Re: dangers of bots on the mailing lists was Re: divide error in ___bpf_prog_run

From: Dmitry Vyukov
Date: Thu Jan 18 2018 - 08:11:05 EST


On Wed, Jan 17, 2018 at 12:09 PM, Dmitry Vyukov <dvyukov@xxxxxxxxxx> wrote:
> On Wed, Jan 17, 2018 at 10:49 AM, Daniel Borkmann <daniel@xxxxxxxxxxxxx> wrote:
>> Don't know if there's such a possibility, but it would be nice if we could
>> target fuzzing for specific subsystems in related subtrees directly (e.g.
>> for bpf in bpf and bpf-next trees as one example). Dmitry?
>
> Hi Daniel,
>
> It's doable.
> Let's start with one bpf tree. Will it be bpf or bpf-next? Which one
> contains more ongoing work? What's the exact git repo address/branch,
> so that I don't second guess?
> Also what syscalls it makes sense to enable there to target it at bpf
> specifically? As far as I understand effects of bpf are far beyond the
> bpf call and proper testing requires some sockets and other stuff.

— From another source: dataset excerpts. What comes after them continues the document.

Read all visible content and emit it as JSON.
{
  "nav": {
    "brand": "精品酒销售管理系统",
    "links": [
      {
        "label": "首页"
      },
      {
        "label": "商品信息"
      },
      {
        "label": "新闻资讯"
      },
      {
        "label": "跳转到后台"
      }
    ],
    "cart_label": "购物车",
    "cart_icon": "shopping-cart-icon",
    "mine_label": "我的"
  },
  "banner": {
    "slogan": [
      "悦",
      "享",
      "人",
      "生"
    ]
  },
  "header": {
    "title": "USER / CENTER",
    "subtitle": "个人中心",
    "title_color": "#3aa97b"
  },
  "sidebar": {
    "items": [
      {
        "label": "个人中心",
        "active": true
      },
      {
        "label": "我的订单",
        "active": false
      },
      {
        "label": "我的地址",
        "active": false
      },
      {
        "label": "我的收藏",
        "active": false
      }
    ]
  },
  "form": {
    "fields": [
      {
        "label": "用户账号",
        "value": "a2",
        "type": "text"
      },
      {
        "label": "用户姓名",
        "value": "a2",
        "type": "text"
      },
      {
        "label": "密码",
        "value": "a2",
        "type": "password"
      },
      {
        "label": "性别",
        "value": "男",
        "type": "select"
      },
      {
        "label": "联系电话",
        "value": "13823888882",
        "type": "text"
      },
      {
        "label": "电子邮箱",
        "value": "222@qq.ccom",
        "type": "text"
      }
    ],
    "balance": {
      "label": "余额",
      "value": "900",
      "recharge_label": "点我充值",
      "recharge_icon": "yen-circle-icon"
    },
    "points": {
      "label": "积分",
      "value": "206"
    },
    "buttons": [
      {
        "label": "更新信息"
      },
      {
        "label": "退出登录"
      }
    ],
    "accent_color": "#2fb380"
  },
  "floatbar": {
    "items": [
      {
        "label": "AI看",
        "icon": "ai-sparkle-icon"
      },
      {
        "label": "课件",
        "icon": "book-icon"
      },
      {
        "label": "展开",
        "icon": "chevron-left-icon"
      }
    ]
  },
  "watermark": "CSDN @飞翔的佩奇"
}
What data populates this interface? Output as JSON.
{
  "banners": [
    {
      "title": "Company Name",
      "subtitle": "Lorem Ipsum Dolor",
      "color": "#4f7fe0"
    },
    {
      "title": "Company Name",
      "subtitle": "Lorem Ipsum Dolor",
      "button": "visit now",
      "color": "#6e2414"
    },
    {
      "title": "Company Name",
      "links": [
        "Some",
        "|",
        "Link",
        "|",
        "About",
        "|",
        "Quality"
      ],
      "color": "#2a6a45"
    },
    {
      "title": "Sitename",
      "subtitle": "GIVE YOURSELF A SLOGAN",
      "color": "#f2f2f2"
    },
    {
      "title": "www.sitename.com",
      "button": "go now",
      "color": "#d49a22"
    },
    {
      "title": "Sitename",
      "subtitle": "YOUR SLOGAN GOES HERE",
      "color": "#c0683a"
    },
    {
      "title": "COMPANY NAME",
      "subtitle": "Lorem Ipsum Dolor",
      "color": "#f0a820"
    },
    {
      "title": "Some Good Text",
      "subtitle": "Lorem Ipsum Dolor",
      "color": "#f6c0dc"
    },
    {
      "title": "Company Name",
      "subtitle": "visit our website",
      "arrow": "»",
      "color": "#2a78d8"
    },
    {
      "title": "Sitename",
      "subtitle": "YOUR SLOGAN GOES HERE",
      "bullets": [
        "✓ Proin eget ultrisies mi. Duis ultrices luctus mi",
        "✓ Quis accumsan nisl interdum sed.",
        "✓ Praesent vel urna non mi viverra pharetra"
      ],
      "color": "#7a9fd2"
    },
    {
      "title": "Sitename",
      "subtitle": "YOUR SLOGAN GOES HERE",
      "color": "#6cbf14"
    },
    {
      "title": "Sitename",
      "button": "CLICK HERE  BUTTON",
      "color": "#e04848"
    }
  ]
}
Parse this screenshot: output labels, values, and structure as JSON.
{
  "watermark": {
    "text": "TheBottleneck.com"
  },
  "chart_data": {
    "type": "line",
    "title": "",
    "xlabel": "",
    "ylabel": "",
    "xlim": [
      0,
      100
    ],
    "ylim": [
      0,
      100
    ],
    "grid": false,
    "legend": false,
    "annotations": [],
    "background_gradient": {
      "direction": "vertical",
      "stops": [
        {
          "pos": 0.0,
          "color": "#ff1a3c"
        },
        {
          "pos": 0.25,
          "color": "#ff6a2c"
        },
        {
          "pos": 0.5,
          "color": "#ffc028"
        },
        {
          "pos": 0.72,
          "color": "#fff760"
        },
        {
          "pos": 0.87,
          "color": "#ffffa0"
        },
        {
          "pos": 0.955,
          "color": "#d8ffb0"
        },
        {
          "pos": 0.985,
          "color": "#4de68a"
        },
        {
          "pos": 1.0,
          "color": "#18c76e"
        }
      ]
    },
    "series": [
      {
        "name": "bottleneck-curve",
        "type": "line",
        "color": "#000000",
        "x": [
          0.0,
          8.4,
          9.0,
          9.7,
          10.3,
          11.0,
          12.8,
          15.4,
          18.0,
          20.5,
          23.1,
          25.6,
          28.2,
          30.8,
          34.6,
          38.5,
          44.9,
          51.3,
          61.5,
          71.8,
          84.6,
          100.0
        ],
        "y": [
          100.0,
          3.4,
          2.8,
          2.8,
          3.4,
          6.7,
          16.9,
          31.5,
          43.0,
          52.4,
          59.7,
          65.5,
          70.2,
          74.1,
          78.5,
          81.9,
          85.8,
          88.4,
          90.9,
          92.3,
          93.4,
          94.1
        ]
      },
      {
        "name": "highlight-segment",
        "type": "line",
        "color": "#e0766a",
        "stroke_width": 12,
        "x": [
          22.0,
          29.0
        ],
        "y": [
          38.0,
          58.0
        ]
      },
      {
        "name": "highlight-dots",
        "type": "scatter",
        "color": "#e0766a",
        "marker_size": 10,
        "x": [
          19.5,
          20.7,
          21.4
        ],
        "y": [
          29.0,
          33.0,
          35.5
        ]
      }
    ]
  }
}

For
> sockets, will it be enough to enable ip/ipv6? Because if we enable all
> of sctp/dccp/tipc/pptp/etc, it will sure will be finding lots of bugs
> there as well. Does bpf affect incoming network packets?
> Also are there any sysctl's, command line arguments, etc that need to
> be tuned. I know there are net.core.bpf_jit_enable/harden, but I don't
> know what's the most relevant combination. Ideally, we test all of
> them, but let start with one of them because it requires separate
> instances (since the setting is global and test programs can't just
> flip it randomly).
> Also do you want testing from root or not from root? We generally
> don't test under root, because syzkaller comes up with legal ways to
> shut everything down even if we try to contain it (e.g. kill init
> somehow or shut down network using netlink). But if we limit syscall
> surface, then root may work and allow testing staging bpf features.

So, Daniel, Alexei,

I understand that I asked lots of questions, but they are relatively
simple. I need that info to setup proper testing.